Title: Types and Meanings in Intensionality, Selection and Quantifier Scope
Authors: Gilad Ben-Avi
Supervisors: Yoad Winter
Abstract: This thesis consists of three independent contributions to the formal semantics of natural languages.

The first contribution, titled "Intensionalization", introduces a procedure that takes a simple version of extensional semantics and generates from it an equivalent possible-world semantics that is suitable for treating intensional phenomena in natural language. This process of intensionalization allows to treat intensional phenomena as stemming exclusively from the lexical meaning of words like "believe", "need" or "fake". We illustrate the proposed intensionalization technique using an extensional toy fragment. This fragment is used to show that independently motivated extensional mechanisms for scope shifting and verb-object composition, once properly intensionalized, are strictly speaking responsible for certain intensional effects, including de dicto/de re ambiguities and coordinations containing intensional transitive verbs. While such extensional intensional relations have often been assumed in the literature, the chapter offers a formal sense for this claim, facilitating the dissociation between extensional semantics and intensional semantics.

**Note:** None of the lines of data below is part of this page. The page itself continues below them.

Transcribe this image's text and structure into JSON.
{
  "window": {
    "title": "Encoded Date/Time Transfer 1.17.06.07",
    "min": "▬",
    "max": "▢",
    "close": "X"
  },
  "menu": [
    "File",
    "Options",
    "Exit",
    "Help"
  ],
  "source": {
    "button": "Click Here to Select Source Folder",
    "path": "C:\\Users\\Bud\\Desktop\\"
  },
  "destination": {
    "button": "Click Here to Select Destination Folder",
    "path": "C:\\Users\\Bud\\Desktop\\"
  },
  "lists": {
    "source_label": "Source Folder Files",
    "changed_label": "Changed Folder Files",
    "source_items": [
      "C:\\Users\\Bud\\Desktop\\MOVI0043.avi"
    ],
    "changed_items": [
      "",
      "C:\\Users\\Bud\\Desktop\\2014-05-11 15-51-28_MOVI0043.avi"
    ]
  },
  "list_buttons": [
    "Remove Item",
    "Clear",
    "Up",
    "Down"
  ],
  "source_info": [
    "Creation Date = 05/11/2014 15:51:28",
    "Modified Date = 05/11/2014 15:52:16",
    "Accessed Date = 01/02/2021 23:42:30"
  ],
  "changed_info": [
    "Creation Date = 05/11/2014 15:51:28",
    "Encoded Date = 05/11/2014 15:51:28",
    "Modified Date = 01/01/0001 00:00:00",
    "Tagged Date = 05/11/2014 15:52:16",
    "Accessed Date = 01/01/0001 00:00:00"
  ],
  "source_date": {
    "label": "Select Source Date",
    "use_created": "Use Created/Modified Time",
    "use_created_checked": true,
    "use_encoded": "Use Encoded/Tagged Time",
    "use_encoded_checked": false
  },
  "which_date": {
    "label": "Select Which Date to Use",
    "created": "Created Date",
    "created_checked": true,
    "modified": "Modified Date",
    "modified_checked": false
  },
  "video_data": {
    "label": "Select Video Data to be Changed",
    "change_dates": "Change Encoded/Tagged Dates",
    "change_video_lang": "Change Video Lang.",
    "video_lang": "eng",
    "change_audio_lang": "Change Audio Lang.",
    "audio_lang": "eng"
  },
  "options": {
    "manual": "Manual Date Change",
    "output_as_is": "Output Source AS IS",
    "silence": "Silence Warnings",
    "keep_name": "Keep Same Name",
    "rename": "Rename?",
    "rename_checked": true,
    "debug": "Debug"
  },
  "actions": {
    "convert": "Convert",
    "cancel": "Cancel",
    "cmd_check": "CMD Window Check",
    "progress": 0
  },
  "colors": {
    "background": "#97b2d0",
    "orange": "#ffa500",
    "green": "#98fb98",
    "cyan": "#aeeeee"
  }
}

The second contribution, titled "Categorial Grammar with Ontology-Refined Types", presents a calculus for type-logical grammars that enables the treatment of semantic selectional restriction like in "John painted the house" vs. the semantically odd sentence "John painted the idea". We use an ontology of a join semi-lattice structure to refine semantic types in the standard associative Lambek calculus with meaning representations. The ontological elements as decoration of types represent relevant semantic properties of natural language expressions. Functional application in the calculus is defined so as to respect these decorations of types. This enables the definition of grammars in which both sentences "John painted the house" and "John painted the idea" are syntactically derivable, but only the former is assigned a meaning representation.

In the third contribution, we characterize the pairs of monotone generalized quantifiers Q1 and Q2 over finite domains that give rise to an entailment relation between their two relative scope construals. This relation between quantifiers, which is referred to as scope dominance, is used for identifying entailment relations between the two scopal interpretations of simple sentences of the form NP1-V-NP2. Simple numerical or set-theoretical considerations that follow from the main result in the chapter are used for characterizing such relations. The variety of examples in which they hold are shown to go far beyond the familiar existential-universal type.